I am not a linguist, I am a biblical scholar, so my interest was not in the Hebrew language per se, but in the language as a means of understanding the Hebrew Bible, its culture and thought. I have been reading the Old Testament in a modern Greek translation since early childhood and I was fascinated by the stories. They transported me into this Semitic world. When I began my theological studies in 2001, I was very eager to learn Hebrew. I was certain that this would immerse me even further in the world I was reading about. I guess, you could call it a “romantic” interest in the language rather than an academic one.

You are absolutely right that this language is very different from Greek or English and, as you said, very elliptical. Context is key to a good interpretation that does justice to the ancient text, but we can never arrive at the one and only meaning the author had in mind. We are always working towards approaching it.

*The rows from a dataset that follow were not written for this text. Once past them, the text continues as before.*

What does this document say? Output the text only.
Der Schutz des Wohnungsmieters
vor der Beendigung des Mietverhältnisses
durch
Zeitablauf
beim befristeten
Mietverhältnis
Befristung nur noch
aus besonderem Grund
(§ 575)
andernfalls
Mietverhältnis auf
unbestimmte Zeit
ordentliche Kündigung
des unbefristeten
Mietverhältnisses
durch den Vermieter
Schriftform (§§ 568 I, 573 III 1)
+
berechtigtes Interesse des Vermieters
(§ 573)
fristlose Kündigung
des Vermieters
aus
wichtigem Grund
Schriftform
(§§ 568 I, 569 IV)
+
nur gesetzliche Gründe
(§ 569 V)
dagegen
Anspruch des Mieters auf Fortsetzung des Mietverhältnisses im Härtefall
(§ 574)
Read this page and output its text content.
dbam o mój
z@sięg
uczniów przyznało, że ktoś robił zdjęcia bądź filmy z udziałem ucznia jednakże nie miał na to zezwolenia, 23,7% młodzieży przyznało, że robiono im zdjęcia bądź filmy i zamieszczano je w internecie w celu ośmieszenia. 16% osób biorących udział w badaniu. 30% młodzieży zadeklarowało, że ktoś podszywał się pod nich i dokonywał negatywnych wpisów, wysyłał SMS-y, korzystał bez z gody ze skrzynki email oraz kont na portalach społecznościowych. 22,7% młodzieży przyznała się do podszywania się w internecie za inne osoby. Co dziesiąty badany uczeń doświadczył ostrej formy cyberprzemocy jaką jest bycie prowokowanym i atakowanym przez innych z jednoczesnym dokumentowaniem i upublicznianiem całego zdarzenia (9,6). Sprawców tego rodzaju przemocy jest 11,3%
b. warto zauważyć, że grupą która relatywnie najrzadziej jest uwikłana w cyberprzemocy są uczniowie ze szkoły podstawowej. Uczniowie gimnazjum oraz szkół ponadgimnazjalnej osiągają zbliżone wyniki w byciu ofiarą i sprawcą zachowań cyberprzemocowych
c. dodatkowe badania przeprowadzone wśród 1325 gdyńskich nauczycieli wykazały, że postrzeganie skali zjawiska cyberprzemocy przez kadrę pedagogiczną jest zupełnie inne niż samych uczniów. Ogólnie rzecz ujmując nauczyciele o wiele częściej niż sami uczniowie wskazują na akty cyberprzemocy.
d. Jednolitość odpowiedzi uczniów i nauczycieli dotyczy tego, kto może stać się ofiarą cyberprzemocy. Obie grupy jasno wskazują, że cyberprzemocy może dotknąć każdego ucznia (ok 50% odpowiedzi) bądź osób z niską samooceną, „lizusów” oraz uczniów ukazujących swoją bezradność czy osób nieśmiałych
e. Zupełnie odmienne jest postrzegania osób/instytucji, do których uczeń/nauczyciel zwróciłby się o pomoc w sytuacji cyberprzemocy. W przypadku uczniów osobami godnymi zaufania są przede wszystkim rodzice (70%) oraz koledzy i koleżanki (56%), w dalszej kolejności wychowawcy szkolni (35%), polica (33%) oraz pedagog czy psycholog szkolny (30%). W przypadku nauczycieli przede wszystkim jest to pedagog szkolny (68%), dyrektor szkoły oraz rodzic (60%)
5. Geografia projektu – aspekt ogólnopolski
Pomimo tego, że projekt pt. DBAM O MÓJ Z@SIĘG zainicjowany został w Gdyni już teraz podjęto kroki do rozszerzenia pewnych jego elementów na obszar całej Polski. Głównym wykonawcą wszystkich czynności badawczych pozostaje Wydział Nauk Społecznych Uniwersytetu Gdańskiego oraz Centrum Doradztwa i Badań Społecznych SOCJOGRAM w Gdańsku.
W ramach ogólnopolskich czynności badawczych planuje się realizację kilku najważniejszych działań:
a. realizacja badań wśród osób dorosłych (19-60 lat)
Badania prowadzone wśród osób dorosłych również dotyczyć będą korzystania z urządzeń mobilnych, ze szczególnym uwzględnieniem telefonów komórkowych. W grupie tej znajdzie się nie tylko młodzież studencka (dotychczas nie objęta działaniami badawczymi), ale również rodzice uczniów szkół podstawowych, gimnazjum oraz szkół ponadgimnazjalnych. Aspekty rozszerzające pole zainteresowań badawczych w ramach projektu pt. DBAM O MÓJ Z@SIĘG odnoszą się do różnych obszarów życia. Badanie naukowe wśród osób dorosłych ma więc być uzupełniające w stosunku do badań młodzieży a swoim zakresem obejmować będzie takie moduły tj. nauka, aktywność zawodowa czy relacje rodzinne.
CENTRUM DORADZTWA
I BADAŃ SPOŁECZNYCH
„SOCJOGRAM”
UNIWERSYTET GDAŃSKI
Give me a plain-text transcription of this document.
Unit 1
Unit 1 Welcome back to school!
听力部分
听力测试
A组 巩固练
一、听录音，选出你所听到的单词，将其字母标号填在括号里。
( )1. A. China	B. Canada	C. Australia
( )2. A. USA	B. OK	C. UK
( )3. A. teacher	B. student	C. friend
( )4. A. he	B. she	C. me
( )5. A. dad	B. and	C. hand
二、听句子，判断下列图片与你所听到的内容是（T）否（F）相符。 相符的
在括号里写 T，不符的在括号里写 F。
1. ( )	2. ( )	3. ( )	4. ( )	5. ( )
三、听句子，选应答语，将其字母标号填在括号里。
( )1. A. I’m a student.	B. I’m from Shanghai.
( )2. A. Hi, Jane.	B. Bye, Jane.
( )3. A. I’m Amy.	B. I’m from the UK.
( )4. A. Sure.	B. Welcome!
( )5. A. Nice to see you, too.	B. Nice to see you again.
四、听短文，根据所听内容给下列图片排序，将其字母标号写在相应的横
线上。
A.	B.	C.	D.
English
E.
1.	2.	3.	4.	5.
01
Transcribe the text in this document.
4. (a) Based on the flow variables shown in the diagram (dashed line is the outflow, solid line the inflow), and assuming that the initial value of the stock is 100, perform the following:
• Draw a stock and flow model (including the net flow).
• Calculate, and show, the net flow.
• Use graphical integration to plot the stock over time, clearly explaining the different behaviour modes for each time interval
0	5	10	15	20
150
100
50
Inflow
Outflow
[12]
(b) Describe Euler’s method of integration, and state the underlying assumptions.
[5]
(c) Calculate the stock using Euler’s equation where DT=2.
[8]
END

Your last question concerning the best translation is a difficult one. There are so many factors involved in answering this. First, we need to define what we mean by a “good” or “accurate” translation. There are various schools with different approaches today and they differ in their definition of a good or accurate translation. We tend to think of translation in a spectrum, from an extremely literal, almost “wooden” translation to a “freer” translation or, so called, dynamic equivalence. We tend to think that the more literal a translation is the more accurate it is, but that is not always the case. A literal rendering may end up distorting the meaning of the base text rather than transferring it to the target language. Conversely, a “free” translation may do a better job explaining the meaning, through paraphrase perhaps, of the base text than a literal translation would. What is most important in answering this question is the issue of “purpose” (skopos). One should ask who the target audience is. Is it an academic audience that has parallel knowledge of the source text language or is it an audience that is unfamiliar with the biblical text? Is the translation aimed for light, individual reading or is it aimed for an ecclesiastical liturgical setting. The skopos usually determines whether people will consider the translation accurate or not. I would recommend that people have access to more than one bible translation as one complements the other.